RAG Pipeline Deep Dive

Pipeline Execution Flow

Step-by-Step Breakdown

1. Query Normalization

query_text = _normalize_query_value(input.query)
# Handles string or dict input, extracts query value

2. Retrieval Phase

Vector Retrieval (Milvus):
  • Embed query using same model as documents
  • Cosine similarity search in vector space
  • Top-K results: VECTOR_RETRIEVER_TOP_K (default: 8)
BM25 Retrieval (Elasticsearch):
  • Lexical keyword matching
  • TF-IDF scoring
  • Top-K results: BM25_RETRIEVER_TOP_K (default: 8)
Hybrid Fusion:
# Weighted combination
score = (vector_score * WEIGHT_VECTOR) + (bm25_score * WEIGHT_BM25)
# Default weights: 0.5 / 0.5
Performance Timing:
retrieval_ms = int((time.monotonic() - t0) * 1000)
_perf_emit("retrieval_done", {"retrieval_ms": retrieval_ms, "docs_count": len(docs)})

3. Reranking (Optional)

If USE_RERANKER=true:
  • Model: BAAI/bge-reranker-v2-m3
  • Re-score top results for precision
  • Select top RERANK_TOP_K (default: 5)

4. RBAC Filtering

docs = _filter_docs_by_rbac(docs, user_info)
# Remove docs user doesn't have permission to access

5. Context Preparation

context = answer_service.prepare_context(
    inputs={
        "retrieved_docs": docs,
        "query": query_text,
        "original_query": query_text,
        "subqueries": [query_text],
    },
    user_info=user_info,
    chat_history=None,  # Added from thread memory if available
)
Context Structure:
  • context: Concatenated document chunks with source markers
  • sources: Dict of source documents with metadata
  • query: Current query
  • original_query: Original user query (before decomposition)
  • subqueries: List of decomposed queries (if enabled)

6. LLM Generation

raw_answer = answer_service.generate_answer_with_prepared_context(
    context=context,
    answer_prompt=AnswerWithKeywordsPrompt,
)
Prompt Structure:
You are Olis, an intelligent assistant that answers questions using provided documents.

Context:
[Document chunks with [Source: doc_1] markers]

Question: {query}

Instructions:
- Provide a comprehensive answer using the context
- Include specific examples and details
- Cite sources using [Source: doc_id] format
- Structure your answer with:
  - callout_answer: Main answer summary
  - positive_list: Specific points/facts supporting the answer
  - negative_list: Caveats/limitations
  - info_list: Additional relevant information
  - keywords: Key terms from the answer

Format your response as JSON.
LLM Configuration:
  • Model: RAG_GENERATOR_MODEL (default: gpt-4o-mini)
  • Temperature: RAG_LLM_TEMP (default: 0.0)
  • Top-P: RAG_LLM_TOP_P (default: 0.2)
  • Max tokens: Configured via OLLAMA_NUM_PREDICT or model default

7. Post-Processing

# Flatten answer + keywords structure
payload = answer_service.flatten_ak(context)

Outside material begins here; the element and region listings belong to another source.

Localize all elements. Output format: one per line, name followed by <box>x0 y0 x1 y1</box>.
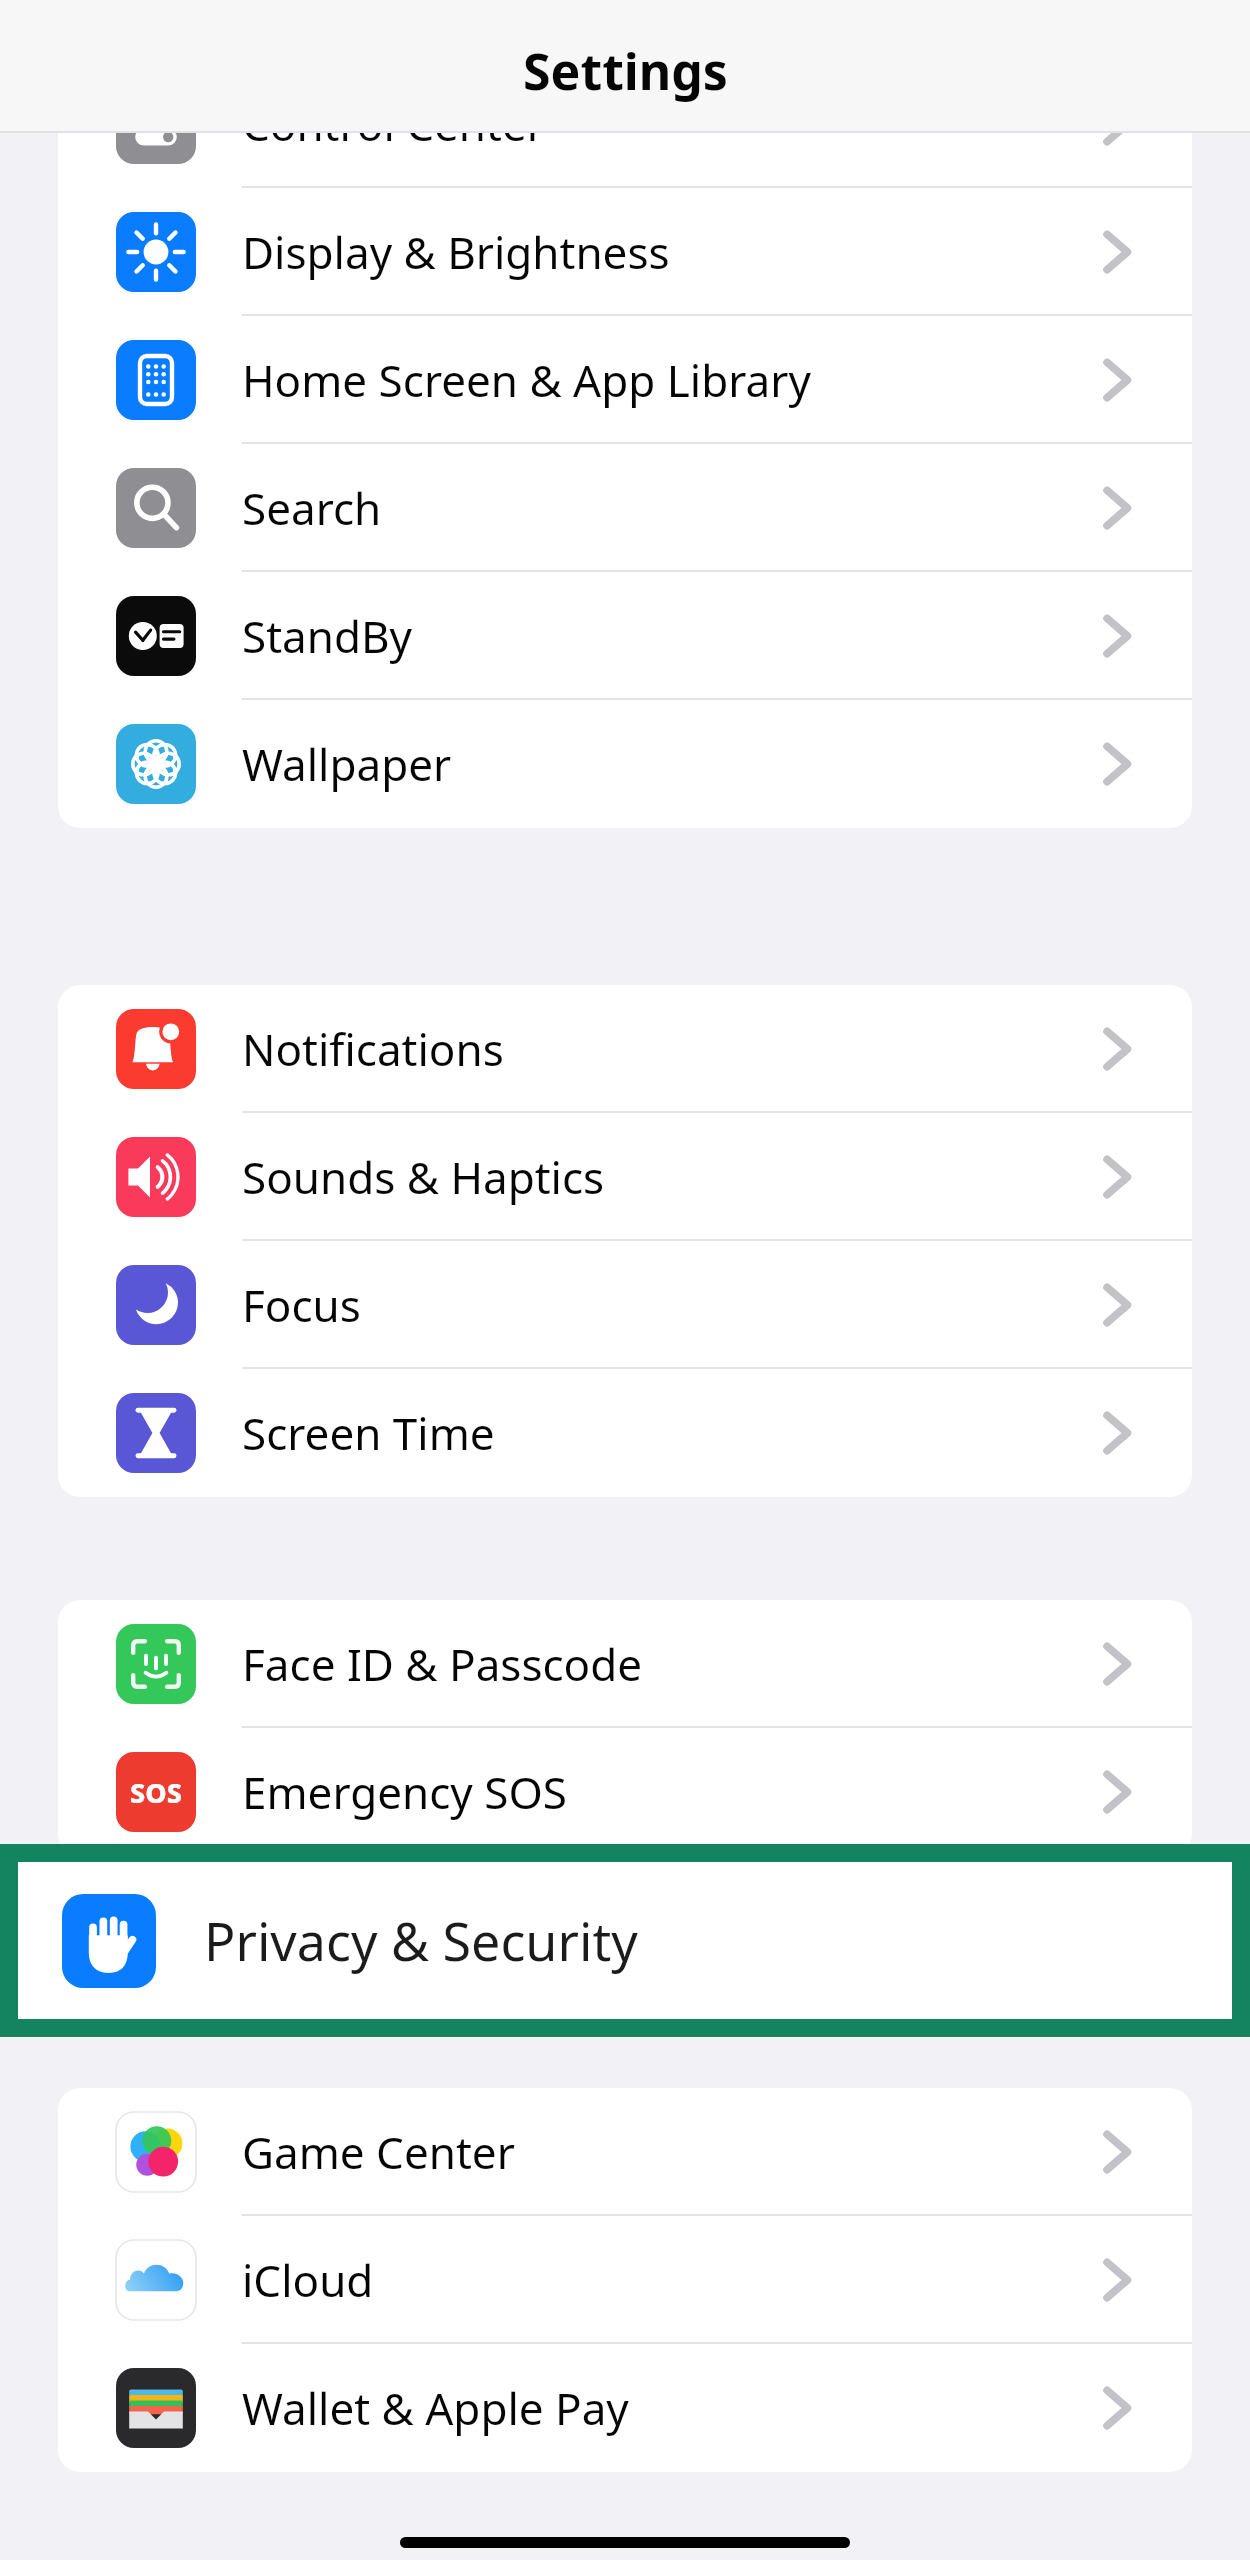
staticText: Emergency SOS <box>242 1762 567 1822</box>
button[interactable]: iCloud <box>58 2216 1192 2344</box>
button[interactable]: Game Center <box>58 2088 1192 2216</box>
staticText: Face ID & Passcode <box>242 1634 643 1694</box>
staticText: iCloud <box>242 2250 374 2310</box>
staticText: Game Center <box>242 2122 515 2182</box>
staticText: Display & Brightness <box>242 222 670 282</box>
staticText: Screen Time <box>242 1403 495 1463</box>
staticText: SOS <box>130 1774 182 1811</box>
button[interactable]: Focus <box>58 1241 1192 1369</box>
button[interactable]: Wallpaper <box>58 700 1192 828</box>
button[interactable]: Notifications <box>58 985 1192 1113</box>
staticText: Notifications <box>242 1019 504 1079</box>
staticText: Privacy & Security <box>204 1905 638 1976</box>
button[interactable]: SOS <box>58 1728 1192 1856</box>
staticText: Home Screen & App Library <box>242 350 811 410</box>
staticText: StandBy <box>242 606 413 666</box>
button[interactable]: Control Center <box>58 60 1192 188</box>
button[interactable]: Display & Brightness <box>58 188 1192 316</box>
staticText: Control Center <box>242 94 545 154</box>
staticText: Search <box>242 478 382 538</box>
button[interactable]: Wallet & Apple Pay <box>58 2344 1192 2472</box>
button[interactable]: Home Screen & App Library <box>58 316 1192 444</box>
staticText: Sounds & Haptics <box>242 1147 605 1207</box>
staticText: Focus <box>242 1275 361 1335</box>
button[interactable]: Search <box>58 444 1192 572</box>
button[interactable]: Face ID & Passcode <box>58 1600 1192 1728</box>
staticText: Wallpaper <box>242 734 452 794</box>
button[interactable]: StandBy <box>58 572 1192 700</box>
staticText: Settings <box>523 37 728 105</box>
button[interactable]: Screen Time <box>58 1369 1192 1497</box>
staticText: Wallet & Apple Pay <box>242 2378 629 2438</box>
button[interactable]: Privacy & Security <box>0 1844 1250 2037</box>
button[interactable]: Sounds & Haptics <box>58 1113 1192 1241</box>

# Coalesce citation keys ([Source: doc_1] -> sources dict)
payload = answer_service.coalesce_citation_keys(payload)

# Remove unused sources not cited in answer
payload = answer_service.prune_sources_by_citations(payload)

# Parse JSON string answers to objects
payload = _maybe_parse_answer(payload)

8. Fast Path (Empty Context)

If SKIP_LLM_ON_EMPTY_CONTEXT=true and no docs retrieved:
{
  "answer": {
    "callout_answer": "No information could be found for the question based on the provided sources.",
    "positive_list": [],
    "negative_list": [],
    "info_list": [],
    "keywords": []
  },
  "sources": {},
  "query": "..."
}
Saves LLM cost and latency when no relevant docs found.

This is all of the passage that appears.